By contrast, consider the significant oil industry investments in researching biofuels made from algae. Unlike ethanol, biofuels are chemically similar to fuel made from petroleum and, like petroleum-based fuels, have a significantly higher energy content than does ethanol. Biofuels can also be handled by current fuel distribution systems and can be burned in today’s vehicles.

Algae can be grown in brackish water on desert land and, with today’s technology, can produce over 2,000 gallons of fuel per acre each year. This compares favorably with the approximately 250 gallons of ethanol that can be produced from an acre of corn – a ratio of 8 to 1. Accounting for the differences in BTU content, the ratio jumps to over 12 to 1. It may even be possible to boost productivity to 100,000 gallons per acre per year, raising algae’s potential to over 600 times that of corn-based ethanol!

Biofuels are carbon neutral because the carbon dioxide released when they are burned is first extracted from the atmosphere by the algae. Unlike burning petroleum-based fuels, then, burning biofuels will not result in a net increase in atmospheric CO2 levels.

With algae’s vast potential, it is easy to understand why private industry is interested, and why no government subsidies are needed to encourage investment. Moreover, if algae-based fuels do not prove viable, the companies now researching them will have no “status quo” problems with ending their investments and shifting scarce resources to more promising technologies – where “promise” is measured in density.

Conclusion

The market, a collection of buyers and sellers acting on local knowledge and with their own dollars at stake, is many times “smarter” than are outside observers. The burden of proof is on those who, ignoring a long history of government failure, claim that market failure creates great opportunities for social gain via government coercion.

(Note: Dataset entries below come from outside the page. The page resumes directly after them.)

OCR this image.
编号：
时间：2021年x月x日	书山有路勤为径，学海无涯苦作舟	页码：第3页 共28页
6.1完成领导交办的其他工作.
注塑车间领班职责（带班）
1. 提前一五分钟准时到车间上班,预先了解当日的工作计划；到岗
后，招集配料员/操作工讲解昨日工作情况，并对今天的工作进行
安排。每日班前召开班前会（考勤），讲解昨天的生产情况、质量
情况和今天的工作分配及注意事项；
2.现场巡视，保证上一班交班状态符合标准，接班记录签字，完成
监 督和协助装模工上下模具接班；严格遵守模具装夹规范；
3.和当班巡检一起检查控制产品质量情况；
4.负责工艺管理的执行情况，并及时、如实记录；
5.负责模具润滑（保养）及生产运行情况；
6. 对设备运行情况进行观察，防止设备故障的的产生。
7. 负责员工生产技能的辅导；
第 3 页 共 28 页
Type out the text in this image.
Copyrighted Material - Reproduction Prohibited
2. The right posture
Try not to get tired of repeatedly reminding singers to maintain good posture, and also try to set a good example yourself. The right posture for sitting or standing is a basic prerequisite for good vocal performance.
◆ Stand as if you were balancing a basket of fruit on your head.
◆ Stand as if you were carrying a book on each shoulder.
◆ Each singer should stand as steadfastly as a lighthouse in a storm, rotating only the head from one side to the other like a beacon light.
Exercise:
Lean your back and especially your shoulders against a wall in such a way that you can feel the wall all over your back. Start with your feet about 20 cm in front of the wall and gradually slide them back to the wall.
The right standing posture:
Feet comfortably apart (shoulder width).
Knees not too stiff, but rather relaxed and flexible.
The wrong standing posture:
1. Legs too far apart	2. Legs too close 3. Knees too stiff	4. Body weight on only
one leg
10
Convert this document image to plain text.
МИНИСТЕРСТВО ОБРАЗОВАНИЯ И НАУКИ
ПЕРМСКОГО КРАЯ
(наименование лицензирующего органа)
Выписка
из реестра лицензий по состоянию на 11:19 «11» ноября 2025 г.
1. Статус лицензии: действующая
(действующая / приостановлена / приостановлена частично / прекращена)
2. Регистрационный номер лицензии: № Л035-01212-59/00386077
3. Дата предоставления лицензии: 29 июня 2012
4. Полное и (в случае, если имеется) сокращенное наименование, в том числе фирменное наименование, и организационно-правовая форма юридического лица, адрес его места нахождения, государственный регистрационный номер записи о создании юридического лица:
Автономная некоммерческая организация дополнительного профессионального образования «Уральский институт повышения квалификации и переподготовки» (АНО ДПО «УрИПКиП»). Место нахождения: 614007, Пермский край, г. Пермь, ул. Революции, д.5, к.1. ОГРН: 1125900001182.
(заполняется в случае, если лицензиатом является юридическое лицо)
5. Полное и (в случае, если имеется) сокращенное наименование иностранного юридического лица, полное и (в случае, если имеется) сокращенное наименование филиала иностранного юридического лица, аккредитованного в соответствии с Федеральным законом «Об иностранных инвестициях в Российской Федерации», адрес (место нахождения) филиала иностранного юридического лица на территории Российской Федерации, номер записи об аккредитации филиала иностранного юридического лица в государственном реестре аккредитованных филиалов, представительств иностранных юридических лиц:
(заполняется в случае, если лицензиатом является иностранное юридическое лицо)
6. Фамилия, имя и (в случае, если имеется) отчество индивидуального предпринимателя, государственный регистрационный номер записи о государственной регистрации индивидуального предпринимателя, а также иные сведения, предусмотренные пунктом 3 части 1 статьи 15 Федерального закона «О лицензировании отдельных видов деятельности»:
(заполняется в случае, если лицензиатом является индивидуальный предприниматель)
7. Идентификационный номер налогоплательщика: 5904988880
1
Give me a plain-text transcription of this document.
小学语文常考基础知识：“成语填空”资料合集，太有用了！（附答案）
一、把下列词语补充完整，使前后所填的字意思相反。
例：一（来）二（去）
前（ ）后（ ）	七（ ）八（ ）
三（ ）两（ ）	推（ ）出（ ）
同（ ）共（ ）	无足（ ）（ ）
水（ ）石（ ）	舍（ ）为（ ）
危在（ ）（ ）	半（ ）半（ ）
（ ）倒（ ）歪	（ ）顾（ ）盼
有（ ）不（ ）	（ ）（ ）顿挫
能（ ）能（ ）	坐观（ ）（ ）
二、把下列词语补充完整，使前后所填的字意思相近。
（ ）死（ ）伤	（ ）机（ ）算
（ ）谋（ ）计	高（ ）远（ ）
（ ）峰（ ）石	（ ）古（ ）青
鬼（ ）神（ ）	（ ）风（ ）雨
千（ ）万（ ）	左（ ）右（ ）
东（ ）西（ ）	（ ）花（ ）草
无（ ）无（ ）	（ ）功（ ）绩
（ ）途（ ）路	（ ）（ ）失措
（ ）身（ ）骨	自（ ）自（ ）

In the case of energy, ‘buyer beware’ applies to the pro-energy transformationists who claim, time and again, decades apart, that harnessing intermittent, dilute energy merits the public dollar.

History shows otherwise. And it all gets back to basic physics.

——————–

Richard Fulmer is coauthor of Energy: The Master Resource (Kendall-Hunt: 2004) and numerous articles on free market economics. This piece is an updated version of his essay that originally appeared in The Freeman (January/February 2010).

For other posts at MasterResource on the crucial concept of energy density, see here.

7 Comments


  1. ttanton  

    Minor point, but EIA’s ‘forecast’ of comparative electricity costs for wind being 50% higher? EIA (correctly) went to great pains to note that non-dispatchable technologies like wind should not be directly compared to traditional technologies on a levelized cost analysis. Truth be told, wind is at least 2x the cost, when corrected for factors the wind developers hide or offload to others.

    Reply

  2. Floccina  

    So why so little private sector research into nuclear power (thorium)?

    Reply

  3. Greg Rehmke  

    In some places solar is clearly the superior energy source. On Mercury, for example. Or maybe in space where collecting solar power can supplement nuclear power sources. Or perhaps solar panels of the future can provide DC power for the zillion DC vampire bricks in gadget-filled homes.

    And water power is pretty high-density, right, with falling water much heavier than wind.

    Reply

  4. Anatase  

    Thorium energy has been researched for 50 years now, appearing at the exact same time than PWR or boiling reactors.
    (Look for Oak Ridge National Laboraty ?).

    Yet Thorium based reactor (Molten Salt Reactor or MSR) are not ready for commercial purpose. The industry is letting govnts around the world (USA,CHINA,INDIA) investing more in these and thus waiting for the delivrance of ready-to-use technology. It will cost industry less and be obviously more profitable.